Apache Spark Python - Data Processing Overview - Overview of Spark Write APIs

Siva · May 22, 2024, 10:42am

In this article, we will explore how to write DataFrames to various file formats in Spark. We will cover the APIs available for different formats, how to specify options, and how to handle existing directories.

Overview of Batch Write APIs

All batch write APIs are grouped under write, which is exposed to DataFrame objects. These APIs allow you to write DataFrames to different file formats, including:

text: Write single column data to text files.
csv: Write data to text files with delimiters (default is a comma).
json: Write data to JSON files.
orc: Write data to ORC files.
parquet: Write data to Parquet files.

You can also write data to other file formats using write.format, for example, avro.

Writing DataFrames with Options

When writing DataFrames to files, you can specify various options:

compression: Specify the compression codec (e.g., gzip, snappy).
sep: Specify delimiters when writing to text files using csv.

You can choose to overwrite existing directories or append to them using the mode option.

Example: Writing Data to Parquet Format

Let’s create a copy of orders data in Parquet file format with no compression.

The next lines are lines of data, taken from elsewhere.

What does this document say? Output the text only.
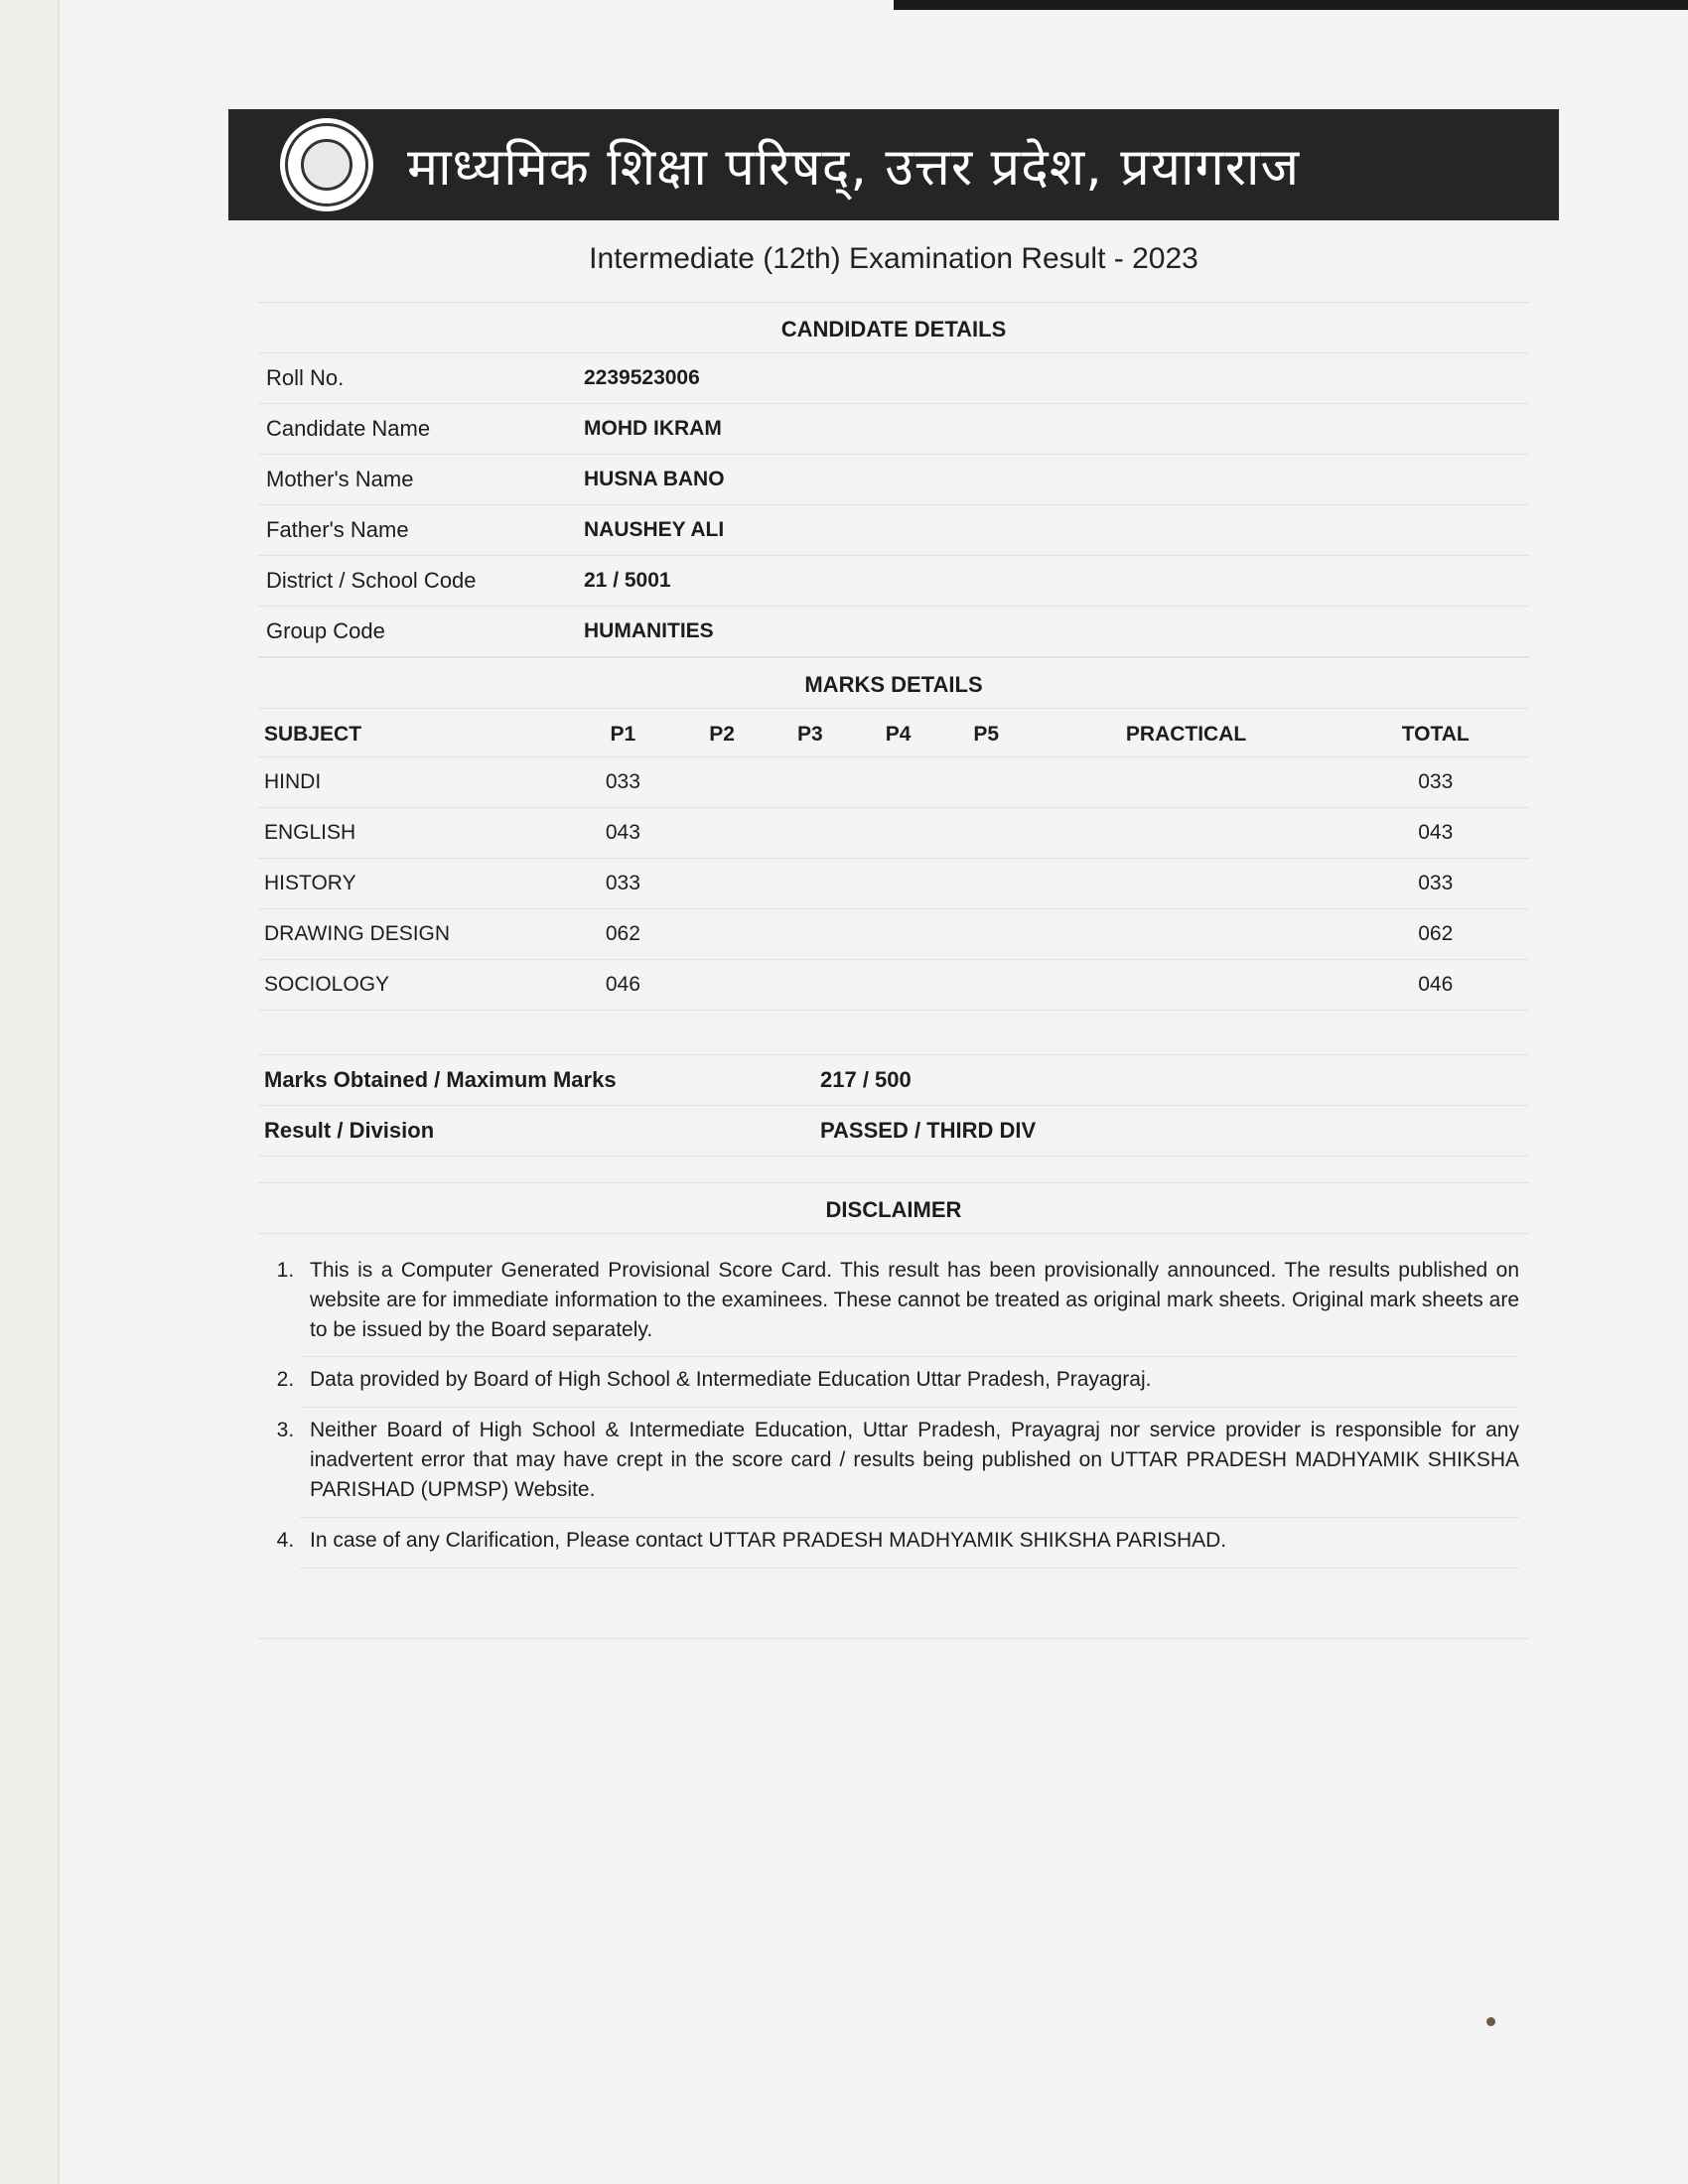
माध्यमिक शिक्षा परिषद्, उत्तर प्रदेश, प्रयागराज
Intermediate (12th) Examination Result - 2023
CANDIDATE DETAILS
Roll No.	2239523006
Candidate Name	MOHD IKRAM
Mother's Name	HUSNA BANO
Father's Name	NAUSHEY ALI
District / School Code	21 / 5001
Group Code	HUMANITIES
MARKS DETAILS
SUBJECT	P1	P2	P3	P4	P5	PRACTICAL	TOTAL
HINDI	033						033
ENGLISH	043						043
HISTORY	033						033
DRAWING DESIGN	062						062
SOCIOLOGY	046						046
Marks Obtained / Maximum Marks	217 / 500
Result / Division	PASSED / THIRD DIV
DISCLAIMER
1. This is a Computer Generated Provisional Score Card. This result has been provisionally announced. The results published on website are for immediate information to the examinees. These cannot be treated as original mark sheets. Original mark sheets are to be issued by the Board separately.
2. Data provided by Board of High School & Intermediate Education Uttar Pradesh, Prayagraj.
3. Neither Board of High School & Intermediate Education, Uttar Pradesh, Prayagraj nor service provider is responsible for any inadvertent error that may have crept in the score card / results being published on UTTAR PRADESH MADHYAMIK SHIKSHA PARISHAD (UPMSP) Website.
4. In case of any Clarification, Please contact UTTAR PRADESH MADHYAMIK SHIKSHA PARISHAD.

If the target folder already exists, we will overwrite it.

First, start the Spark context:

from pyspark.sql import SparkSession
import getpass

username = getpass.getuser()

spark = SparkSession. \
    builder. \
    config('spark.ui.port', '0'). \
    config("spark.sql.warehouse.dir", f"/user/{username}/warehouse"). \
    enableHiveSupport(). \
    appName(f'{username} | Python - Data Processing - Overview'). \
    master('yarn'). \
    getOrCreate()

If you prefer using CLIs, you can start Spark SQL using one of the following approaches:

Using Spark SQL

spark2-sql \
    --master yarn \
    --conf spark.ui.port=0 \
    --conf spark.sql.warehouse.dir=/user/${USER}/warehouse

Using Scala

spark2-shell \
    --master yarn \
    --conf spark.ui.port=0 \
    --conf spark.sql.warehouse.dir=/user/${USER}/warehouse

Using PySpark

pyspark2 \
    --master yarn \
    --conf spark.ui.port=0 \
    --conf spark.sql.warehouse.dir=/user/${USER}/warehouse

Create and Write Orders Data

Create a DataFrame for orders data:

orders = spark. \
    read. \
    csv('/public/retail_db/orders',
        schema='''
            order_id INT, 
            order_date STRING, 
            order_customer_id INT, 
            order_status STRING
        '''
       )

orders.printSchema()
orders.show()

Write the DataFrame to Parquet format with no compression:

orders. \
    write. \
    parquet(f'/user/{username}/retail_db/orders', 
            mode='overwrite', 
            compression='none'
           )

You can also achieve the same result using the option and format methods:

orders. \
    write. \
    mode('overwrite'). \
    option('compression', 'none'). \
    parquet(f'/user/{username}/retail_db/orders')

orders. \
    write. \
    mode('overwrite'). \
    option('compression', 'none'). \
    format('parquet'). \
    save(f'/user/{username}/retail_db/orders')

Handling Multiple Files

By default, the number of files in the output directory is equal to the number of tasks used to process the data in the last stage. To avoid generating too many small files, you can control the number of output files using coalesce:

orders. \
    coalesce(1). \
    write. \
    mode('overwrite'). \
    option('compression', 'none'). \
    parquet(f'/user/{username}/retail_db/orders')

Watch the video tutorial here

Conclusion

Writing DataFrames to different file formats in Spark is straightforward with the batch write APIs. By specifying appropriate options and using methods like coalesce, you can efficiently manage file formats and control the output.